Central to this case was the fact the regulatory issues prevented the bank from owning the mortgage on its books, forcing the bank to enlist the help of other parties in the transaction. That was a :business or regulatory reality" that made this multiple party transaction "real" from a tax planning perspective.

Here are the factors the court gives us:
-- there is a genuine multiple-party transaction
-- with economic substance that is
-- compelled or encouraged by business or regulatory realities,
-- that is imbued with tax-independent considerations, and
-- that is not shaped solely by tax-avoidance features to which meaningless labels are attached.
When putting together a transaction, planners need to ask the bigger questions beyond mere technical compliance with the law. Donald Korb of the IRS gave a speech in 2005 on the economic substance doctrine that provides a list of questions to ask regarding any transaction:
-- Is there a non-tax business reason to perform the transaction? In the Frank Lyon case, the taxpayer could point to the regulatory realities of the situation as the primary driver.
-- Did the taxpayer and their advisers actually investigate the transaction? Ask yourself -- did they really comply with the "duty of care" imposed on corporate directors? Did the advisers really comply with their fiduciary duties?
-- Is the taxpayer going to really commit money to the transaction? For example, does the taxpayer get an immediate loan back from a party that comprises most of the money he is committing?
-- Are all the parties involved real and separate from the taxpayer? A big giveaway in many tax shelter transactions are partnerships that disappear after being in existence for less than a year, or that only hold a single investment.

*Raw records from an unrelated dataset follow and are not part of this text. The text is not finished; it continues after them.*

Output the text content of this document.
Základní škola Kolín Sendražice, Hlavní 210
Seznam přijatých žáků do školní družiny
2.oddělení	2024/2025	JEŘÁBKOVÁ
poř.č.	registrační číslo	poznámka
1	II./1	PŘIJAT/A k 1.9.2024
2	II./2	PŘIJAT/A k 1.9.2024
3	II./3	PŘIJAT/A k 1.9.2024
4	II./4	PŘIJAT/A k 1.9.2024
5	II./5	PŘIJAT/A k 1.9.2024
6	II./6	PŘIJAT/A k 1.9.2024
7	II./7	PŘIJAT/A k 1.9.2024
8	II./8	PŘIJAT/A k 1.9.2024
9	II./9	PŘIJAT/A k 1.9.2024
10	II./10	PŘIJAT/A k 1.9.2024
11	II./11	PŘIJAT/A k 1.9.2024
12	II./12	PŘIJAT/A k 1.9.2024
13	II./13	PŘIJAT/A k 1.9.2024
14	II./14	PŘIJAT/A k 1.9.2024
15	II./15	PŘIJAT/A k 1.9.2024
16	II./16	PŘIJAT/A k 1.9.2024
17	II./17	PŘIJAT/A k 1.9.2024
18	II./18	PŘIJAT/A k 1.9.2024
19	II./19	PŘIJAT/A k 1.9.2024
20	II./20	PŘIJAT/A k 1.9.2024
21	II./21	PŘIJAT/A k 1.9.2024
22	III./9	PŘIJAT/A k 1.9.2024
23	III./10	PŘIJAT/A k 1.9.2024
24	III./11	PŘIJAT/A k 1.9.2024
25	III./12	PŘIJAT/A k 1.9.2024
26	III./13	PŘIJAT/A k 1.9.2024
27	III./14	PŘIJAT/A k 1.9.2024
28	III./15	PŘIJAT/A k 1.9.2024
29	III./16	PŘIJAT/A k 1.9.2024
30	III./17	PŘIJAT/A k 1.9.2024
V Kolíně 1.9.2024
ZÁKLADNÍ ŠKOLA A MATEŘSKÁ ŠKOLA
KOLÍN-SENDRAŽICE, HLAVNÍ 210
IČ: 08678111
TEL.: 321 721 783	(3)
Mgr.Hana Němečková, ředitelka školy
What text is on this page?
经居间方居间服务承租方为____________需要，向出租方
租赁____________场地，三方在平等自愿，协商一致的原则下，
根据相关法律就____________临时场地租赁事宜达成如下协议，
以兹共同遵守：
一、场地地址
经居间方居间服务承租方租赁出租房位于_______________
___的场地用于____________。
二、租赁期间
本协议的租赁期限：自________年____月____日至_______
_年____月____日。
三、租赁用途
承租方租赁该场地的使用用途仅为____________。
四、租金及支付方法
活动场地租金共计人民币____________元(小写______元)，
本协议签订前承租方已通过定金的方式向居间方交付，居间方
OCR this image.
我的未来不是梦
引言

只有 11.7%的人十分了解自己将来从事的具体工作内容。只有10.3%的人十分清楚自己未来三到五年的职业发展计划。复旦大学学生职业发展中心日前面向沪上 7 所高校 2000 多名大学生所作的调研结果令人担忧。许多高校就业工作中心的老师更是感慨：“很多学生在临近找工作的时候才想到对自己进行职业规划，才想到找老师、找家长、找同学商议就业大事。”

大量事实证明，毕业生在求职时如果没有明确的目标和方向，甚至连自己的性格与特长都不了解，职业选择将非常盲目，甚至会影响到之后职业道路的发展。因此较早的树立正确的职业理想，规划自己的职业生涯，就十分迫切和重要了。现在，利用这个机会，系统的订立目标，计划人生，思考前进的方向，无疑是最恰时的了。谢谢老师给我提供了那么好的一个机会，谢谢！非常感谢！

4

-- Were all steps and transactions engaged in an arms length manner?
-- How was the transaction marketed? This is a big giveaway in many tax shelter cases. If the sales literature or the advisers recommending the transaction talk about taxes and spend little time on substance, there's a big problem.
As advisers, we need to move beyond mere compliance with legal technicalities and instead move to the bigger questions underlying the transaction. In the long run, this will make us far more valuable to our clients as our advice not only encompasses the law but other components of our clients' business.